Minimizing Transaction Latency in Geo-replicated Data Stores
Web service providers, in general, use NoSQL data stores to ensure scalability and availability of distributed data at the cost of sacrificing transactional guarantees. Recently, major web service providers such as Google have moved towards building storage systems to ensure ACID transactional guarantees for globally distributed data. Spanner from Google uses two-phase locking with Paxos based transaction commitment to ensure consistency of data replicated over multiple datacenters and incurs a large number of cross-datacenter messages. We demonstrate that an alternative approach of replicating commit processing over multiple datacenters can reduce cross-datacenter communication substantially. A common characteristic of both Spanner and the Replicated Commit protocol is that the transaction latencies are subject to round-trip time (RTT) for message communication between the datacenters. We next develop a technique based on log propagation among the datacenters and show that the RTT barrier can be broken subject to certain constraints (e.g., by decoupling consistency and fault-tolerance). A natural question then arises if there is an inherent limit to reducing the commit latency? We answer this question by deriving a lower-bound on commit latency. The sum of the commit latency of any two datacenters is at least the RTT between them. We use the insights and lessons learned while deriving the lower-bound to develop a commit protocol, called Helios, that achieves low commit latencies. Helios actively exchanges transaction logs (history) among the datacenters. The received logs are used to determine whether a transaction can commit or not. The earliest point in the received logs that is needed to commit a transaction is decided by Helios to ensure low commit latency. Also, in a real-world deployment on five datacenters, Helios achieves a commit latency that is close to the optimal.

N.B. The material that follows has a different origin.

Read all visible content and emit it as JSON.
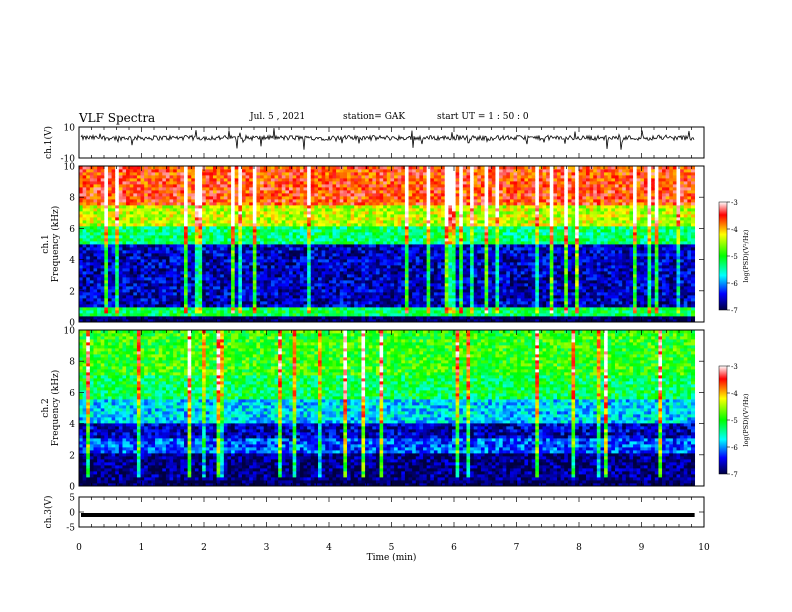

Divyakant Agrawal is a Professor of Computer Science at the University of California at Santa Barbara. His research expertise is in the areas of database systems, distributed computing, data warehousing, and large-scale information systems. Divy Agrawal has had visiting appointments at IBM Research, NEC Research, ASK.com, Qatar Computing Research Institute, National University of Singapore, and at Google Inc. He has published more than 350 research manuscripts in various forums (journals, conferences, symposia, and workshops) on wide range of topics related to data management and distributed systems and has advised more than 35 Doctoral students during his academic career. He received the 2011 Outstanding Graduate Mentor Award from the Academic Senate at UC Santa Barbara. In 2015, Divy Agrawal and his co-authors received the International Conference on Database Theory Test-of-Time award. His current interests are in the area of scalable data management and data analysis in Cloud Computing environments, security and privacy of data in the cloud, and scalable analytics over big data. Divy Agrawal is an ACM Distinguished Scientist (2010), an ACM Fellow (2012), and an IEEE Fellow (2012).